Ignoro si esta historia fue real y también si la imaginación del abuelo no fue la que hilvanó este relato, pero a mí me la contó de esta manera, y como tal así la transmito ahora, cuando él se va y me deja, cuando ha cerrado los ojos con un beso de nieve de los cielos y un canto lejano, que llega a su alma, de unas sirenas encantadas, que es posible, le recuerden.

Rafael Sánchez Ortega ©
02/04/12

LA SIRENITA DE FORMENTERA.


Una vez fuimos a Ibiza de vacaciones para ver como eran los hippys, y resulta que cuando llegamos ya se habían muerto todos, y de ellos, por allí, no quedaba más que una nube blanca flotando sobre el pueblo de Sant Carles, que fue el lugar de su residencia.

Yo estaba obsesionado con los hippys, y sentí mucho no poder ver como se quedaban absortos contemplando las flores mientras fumaban canuto tras canuto, y mientras pensaba esto miraba con gran interés una nube blanca que había sobre Sant Carles. Entonces noté que la nube dejó de flotar, y se quedó como estática; Yo empecé a respirar profundamente, y un hilillo de la nube que olía a mariguana, se coló con rapidez por mi nariz. Me quedé absorto como los hippys, respirando y respirando, mientras la nube blanca se colaba entera en mi cabeza a través de la nariz.

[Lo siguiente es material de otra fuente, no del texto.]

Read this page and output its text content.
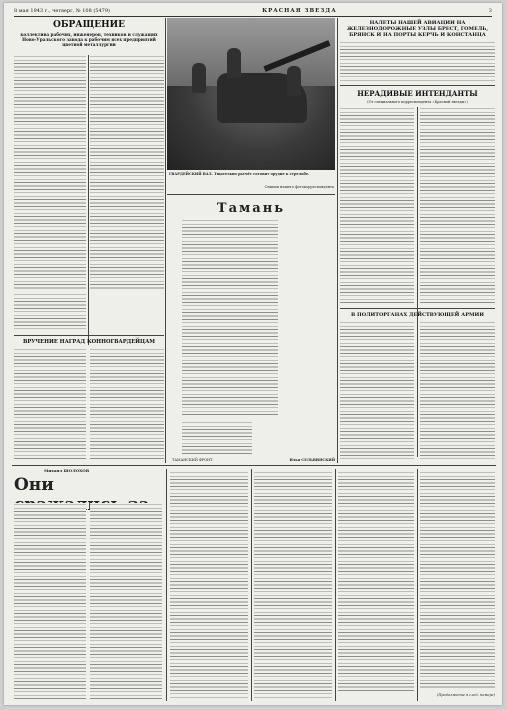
8 мая 1943 г., четверг, № 108 (5479)	КРАСНАЯ ЗВЕЗДА	3
ОБРАЩЕНИЕ
коллектива рабочих, инженеров, техников и служащих Ново-Уральского завода к рабочим всех предприятий цветной металлургии
ВРУЧЕНИЕ НАГРАД КОННОГВАРДЕЙЦАМ
ГВАРДЕЙСКИЙ ВАЛ. Тщательно расчёт готовит орудие к стрельбе.
Снимок нашего фотокорреспондента
Тамань
ТАМАНСКИЙ ФРОНТ.	Илья СЕЛЬВИНСКИЙ
НАЛЕТЫ НАШЕЙ АВИАЦИИ НА ЖЕЛЕЗНОДОРОЖНЫЕ УЗЛЫ БРЕСТ, ГОМЕЛЬ, БРЯНСК И НА ПОРТЫ КЕРЧЬ И КОНСТАНЦА
НЕРАДИВЫЕ ИНТЕНДАНТЫ
(От специального корреспондента «Красной звезды»)
В ПОЛИТОРГАНАХ ДЕЙСТВУЮЩЕЙ АРМИИ
Михаил ШОЛОХОВ
Они
(Продолжение в след. номере)
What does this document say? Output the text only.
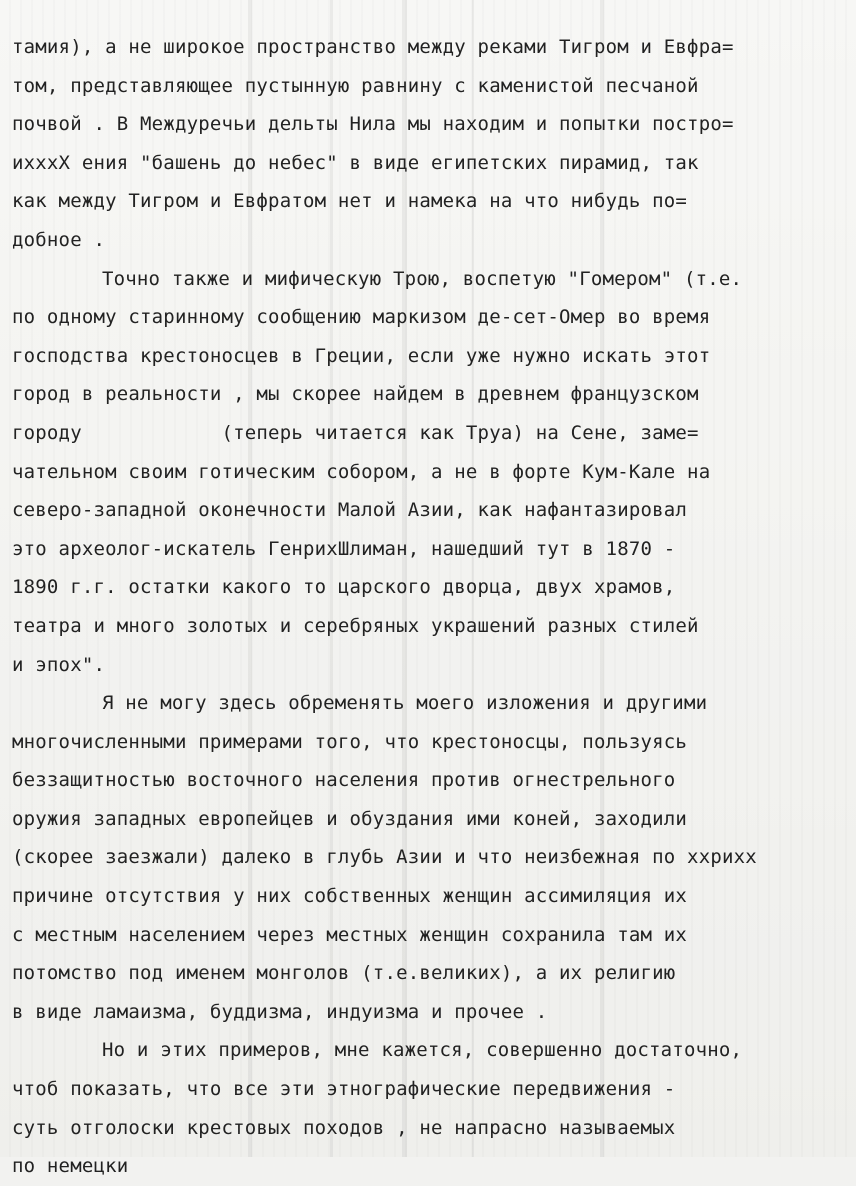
тамия), а не широкое пространство между реками Тигром и Евфра=
том, представляющее пустынную равнину с каменистой песчаной
почвой . В Междуречьи дельты Нила мы находим и попытки постро=
ихххХ ения "башень до небес" в виде египетских пирамид, так
как между Тигром и Евфратом нет и намека на что нибудь по=
добное .
Точно также и мифическую Трою, воспетую "Гомером" (т.е.
по одному старинному сообщению маркизом де-сет-Омер во время
господства крестоносцев в Греции, если уже нужно искать этот
город в реальности , мы скорее найдем в древнем французском
городу            (теперь читается как Труа) на Сене, заме=
чательном своим готическим собором, а не в форте Кум-Кале на
северо-западной оконечности Малой Азии, как нафантазировал
это археолог-искатель ГенрихШлиман, нашедший тут в 1870 -
1890 г.г. остатки какого то царского дворца, двух храмов,
театра и много золотых и серебряных украшений разных стилей
и эпох".
Я не могу здесь обременять моего изложения и другими
многочисленными примерами того, что крестоносцы, пользуясь
беззащитностью восточного населения против огнестрельного
оружия западных европейцев и обуздания ими коней, заходили
(скорее заезжали) далеко в глубь Азии и что неизбежная по ххрихх
причине отсутствия у них собственных женщин ассимиляция их
с местным населением через местных женщин сохранила там их
потомство под именем монголов (т.е.великих), а их религию
в виде ламаизма, буддизма, индуизма и прочее .
Но и этих примеров, мне кажется, совершенно достаточно,
чтоб показать, что все эти этнографические передвижения -
суть отголоски крестовых походов , не напрасно называемых
по немецки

Al día siguiente fuimos de excursión a Formentera que es una isla espatarrada encima de un agua azul y blanca transparente como un cristal inmaculado. Formentera se reventó sobre el mar, como se pudiera reventar una tortuga verde sobre una carretera cuando le pasa por encima la rueda de un camión, y solo se le salva la cabeza, que es el promontorio de la Mola, desde donde yo vi bajo las aguas transparentes y allá en lo profundo de lo más profundo, unas praderas inmensas de algas posidónias, que a pesar de estar el mar en calma chicha, se agitaban y volvían a agitar como si un vendaval submarino las azotara.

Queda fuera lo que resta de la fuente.